1) I understand that I cannot come back again in the same VISA category for next 12 months. However, once I go back can I come on Tier-2 ICT Long Term Staff? Is there any minimum waiting period for the same?

2) My wife is currently on ICT Short term spouse partner. Can my wife come back to UK in Tier 2 (General) category immediately after she goes back?
If my wife comes in the Tier-2 General skilled migrant to UK can I come as her dependent immediately

Apologies if this has been answered elsewhere in this forum. Please guide me to the link if it has been answered.

- hechesspee


----------



## diffindo (Feb 16, 2013)

*TIER2 ICT Short term to tier2 general dependent*

Hi,

I am also in similar fix. I am currently on tier2 ict short term visa valid until august 2013 and my spouse is on tier2 general. I want to come back on tier 2 general dependent (dependent on my spouse's visa). Does the cooling period apply to me if I switch before/after Aug 2013? Can I work on the dependent visa after coming back without worrying about any cooling period?
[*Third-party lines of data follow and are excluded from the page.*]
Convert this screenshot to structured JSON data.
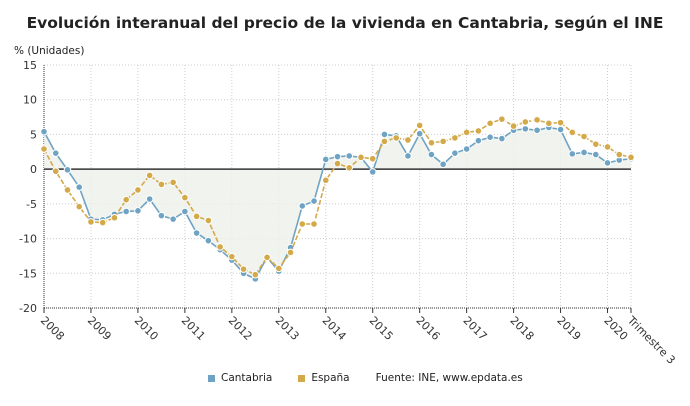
{
  "chart_data": {
    "type": "line",
    "title": "Evolución interanual del precio de la vivienda en Cantabria, según el INE",
    "ylabel": "% (Unidades)",
    "xlabel": "",
    "ylim": [
      -20,
      15
    ],
    "yticks": [
      15,
      10,
      5,
      0,
      -5,
      -10,
      -15,
      -20
    ],
    "xtick_labels": [
      "2008",
      "2009",
      "2010",
      "2011",
      "2012",
      "2013",
      "2014",
      "2015",
      "2016",
      "2017",
      "2018",
      "2019",
      "2020",
      "Trimestre 3"
    ],
    "x_start": "2008 T1",
    "x_end": "2020 T3",
    "frequency": "quarterly",
    "grid": true,
    "legend_position": "bottom",
    "source": "Fuente: INE, www.epdata.es",
    "series": [
      {
        "name": "Cantabria",
        "color": "#6fa3c4",
        "values": [
          5.4,
          2.3,
          -0.1,
          -2.6,
          -7.2,
          -7.3,
          -6.5,
          -6.1,
          -6.0,
          -4.3,
          -6.7,
          -7.2,
          -6.1,
          -9.2,
          -10.3,
          -11.6,
          -13.1,
          -15.0,
          -15.8,
          -12.7,
          -14.7,
          -11.3,
          -5.3,
          -4.6,
          1.4,
          1.8,
          1.9,
          1.7,
          -0.4,
          5.0,
          4.8,
          1.9,
          5.1,
          2.1,
          0.7,
          2.3,
          2.9,
          4.1,
          4.6,
          4.4,
          5.6,
          5.8,
          5.6,
          6.0,
          5.7,
          2.2,
          2.4,
          2.1,
          0.9,
          1.3,
          1.5
        ]
      },
      {
        "name": "España",
        "color": "#d4a94a",
        "values": [
          2.9,
          -0.3,
          -3.0,
          -5.4,
          -7.6,
          -7.7,
          -7.0,
          -4.4,
          -3.0,
          -0.9,
          -2.2,
          -1.9,
          -4.1,
          -6.8,
          -7.4,
          -11.2,
          -12.6,
          -14.4,
          -15.2,
          -12.7,
          -14.3,
          -12.0,
          -7.9,
          -7.9,
          -1.6,
          0.8,
          0.2,
          1.7,
          1.5,
          4.0,
          4.5,
          4.2,
          6.3,
          3.8,
          4.0,
          4.5,
          5.3,
          5.5,
          6.6,
          7.2,
          6.2,
          6.8,
          7.1,
          6.6,
          6.7,
          5.3,
          4.7,
          3.6,
          3.2,
          2.1,
          1.7
        ]
      }
    ]
  }
}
I was wondering if you got any reply to your post above or how did you go about it.


- diffindo


----------



## hechesspee (Mar 22, 2012)

diffindo said:


> Hi,
> 
> I am also in similar fix. I am currently on tier2 ict short term visa valid until august 2013 and my spouse is on tier2 general. I want to come back on tier 2 general dependent (dependent on my spouse's visa). Does the cooling period apply to me if I switch before/after Aug 2013? Can I work on the dependent visa after coming back without worrying about any cooling period?
> 
> ...


Hi,
I came back to UK as a dependent of my wife who was on Tier2 General Visa within 3 moths after my Tier 2 ICT visa ended. The cooling off applies only for the same visa category.
And yes, you can work if you are as a dependent.
Hope this helps,

Cheers
hechesspee


----------



## diffindo (Feb 16, 2013)

Hey,

Thanks for the quick response !
That really helps.

Cheers


----------



## illuminati1 (Jul 2, 2013)

hechesspee said:


> Hi,
> Currently I'm in UK in Tier-2 ICT Short term which is going to end on 26-Apr-2012. I have a couple of questions
> 
> 1) I understand that I cannot come back again in the same VISA category for next 12 months. However, once I go back can I come on Tier-2 ICT Long Term Staff? Is there any minimum waiting period for the same?
> ...



Hi- 
Regarding 2) Please can you advise if one with Tier 2 long ICT dependent visa can apply for Tier 2 general within UK and also before expiry of Tier 2 ICT dependent visa.

Also Can one switch from tier 2 ICT to tier 2 general dependent while in UK and before the expiry of long term ICT.

Thanks


----------